Revisiting Blonde Cobra in his Village Voice column in 1971, Jonas Mekas called the film, which is centered on Smith’s burlesque performance, “a small masterpiece of form, content, and structure. It says more about contemporary horrors than any other film I know. But it’s all done with [the] lightest of fingers, in shooting, in acting, in editing, and in sound.”

Topping off Saturday’s double feature will be Smith’s own Flaming Creatures, the “legendary bisexual, orgiastic, superlow-budget, experimental 1963 masterpiece,” as Jonathan Rosenbaum called it in the Chicago Reader in 1997. In Against Interpretation (1966), Susan Sontag wrote that the “only thing to be regretted about the close-ups of limp penises and bouncing breasts, the shots of masturbation and oral sexuality, in Jack Smith’s Flaming Creatures is that they make it hard simply to talk about this remarkable film; one has to defend it. But in defending as well as talking about the film, I don’t want to make it seem less outrageous, less shocking than it is.” But Flaming Creatures is “both too full of pathos and too ingenuous to be prurient.”

J. Hoberman, one of Smith’s vital champions and the author of On Jack Smith’s Flaming Creatures (and Other Secret-Flix of Cinemaroc), contributed an essay to Flaming Creature: Jack Smith: His Amazing Life and Times, a 1997 collection edited by Edward Leffingwell. “At once primitive and sophisticated,” wrote Hoberman, “hilarious and poignant, spontaneous and studied, frenzied and languid, crude and delicate, avant and nostalgic, gritty and fanciful, fresh and faded, innocent and jaded, high and low, raw and cooked, underground and camp, black and white and white on white, composed and decomposed, richly perverse and gloriously impoverished, Flaming Creatures was something new. Had Jack Smith produced nothing other than this amazing artifice, he would still rank among the great visionaries of American film.”

The series programmers note that Smith “appears as a kind of magic Svengali” in Ron Rice’s Chumlum (1963), a procession of superimpositions depicting people in elaborate costumes swaying, smoking, and dancing in a loft before the laid back festivities shift first to a forest and then to a beach. Jud Yalkut’s Kusama’s Self-Obliteration (1967) is a free-form study of the work of Yayoi Kusama, the artist and environmentalist known for polka dotting canvases, bodies, sculptures, and landscapes.

The program wraps on Sunday evening with Christmas on Earth (1963), directed by the subject of Chuck Smith’s 2019 documentary, Barbara Rubin & the Exploding NY Underground. At eighteen, Rubin interned with Mekas, hung out in Warhol’s Factory, and became so close with Allen Ginsberg that she wanted to bear his child. Christmas on Earth is a performance piece in which close-up images of genitalia projected from one reel fill the screen while shots of nude performers projected from a second reel dance inside the larger frame.

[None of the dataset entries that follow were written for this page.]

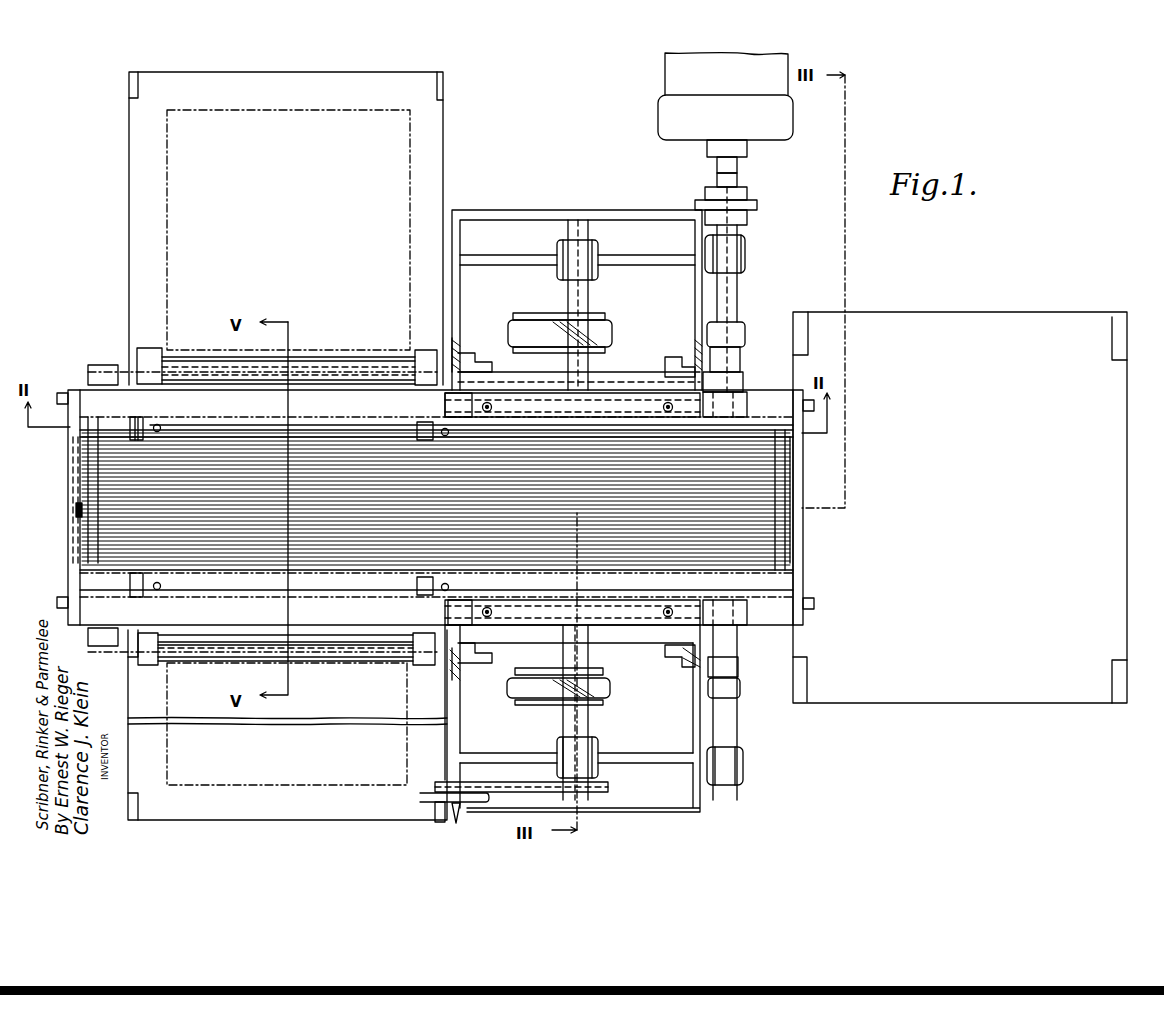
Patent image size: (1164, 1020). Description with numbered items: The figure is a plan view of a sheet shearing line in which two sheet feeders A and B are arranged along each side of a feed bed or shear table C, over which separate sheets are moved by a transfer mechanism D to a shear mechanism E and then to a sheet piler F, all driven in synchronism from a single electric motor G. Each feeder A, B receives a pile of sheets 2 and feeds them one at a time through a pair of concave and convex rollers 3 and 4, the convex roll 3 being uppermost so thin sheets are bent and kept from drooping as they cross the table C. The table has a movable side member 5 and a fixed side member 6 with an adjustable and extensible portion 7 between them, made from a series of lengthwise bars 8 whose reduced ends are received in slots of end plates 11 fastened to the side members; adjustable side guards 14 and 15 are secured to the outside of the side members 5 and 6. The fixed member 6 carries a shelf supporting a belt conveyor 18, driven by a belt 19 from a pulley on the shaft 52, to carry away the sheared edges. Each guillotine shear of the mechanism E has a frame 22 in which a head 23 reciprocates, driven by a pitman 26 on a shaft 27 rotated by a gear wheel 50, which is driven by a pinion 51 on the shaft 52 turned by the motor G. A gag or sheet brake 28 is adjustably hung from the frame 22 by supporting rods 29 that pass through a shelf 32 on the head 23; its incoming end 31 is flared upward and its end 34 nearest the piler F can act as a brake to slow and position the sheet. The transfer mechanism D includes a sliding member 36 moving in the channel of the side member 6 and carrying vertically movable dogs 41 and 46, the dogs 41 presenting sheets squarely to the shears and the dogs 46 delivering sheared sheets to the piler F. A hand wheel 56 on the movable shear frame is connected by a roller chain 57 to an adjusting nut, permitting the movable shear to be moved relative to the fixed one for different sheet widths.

The pile of sheets 2 is at (167, 183).
The convex roller 3 is at (412, 352).
The concave roller 4 is at (172, 363).
The movable side member 5 is at (257, 642).
The fixed side member 6 is at (86, 391).
The adjustable and extensible portion 7 is at (787, 484).
The bars 8 is at (77, 515).
The end plates 11 is at (70, 437).
The adjustable side guard 14 is at (335, 647).
The adjustable side guard 15 is at (330, 368).
The belt conveyor 18 is at (741, 373).
The belt 19 is at (743, 337).
The shear frame 22 is at (455, 224).
The head 23 is at (515, 385).
The pitman 26 is at (530, 325).
The shaft 27 is at (584, 730).
The gag or sheet brake 28 is at (468, 392).
The supporting rods 29 is at (492, 407).
The flared end of gag 31 is at (460, 372).
The projecting member or shelf 32 is at (603, 390).
The end of gag 34 is at (682, 380).
The sliding member 36 is at (255, 430).
The vertically movable dog 41 is at (158, 425).
The vertically movable dog 46 is at (420, 430).
The gear wheel 50 is at (445, 403).
The pinion 51 is at (748, 408).
The shaft 52 is at (735, 288).
The hand wheel 56 is at (478, 806).
The roller chain 57 is at (515, 791).
The sheet feeder A is at (272, 86).
The sheet feeder B is at (318, 808).
The feed bed or shear table C is at (78, 488).
The transfer mechanism D is at (364, 606).
The shear mechanism E is at (633, 529).
The sheet piler F is at (970, 319).
The electric motor G is at (668, 75).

Christmas on Earth’s “provocation has nothing to do with titillation,” writes Glenn Kenny in the New York Times. “It is something more simple: a demand to look, to see. That the demand, as blunt as it was, came from a young female artist in a milieu in which women were so frequently subjugated and discouraged is still startling; there’s a sense in which Christmas on Earth can be seen as not having had enough influence.”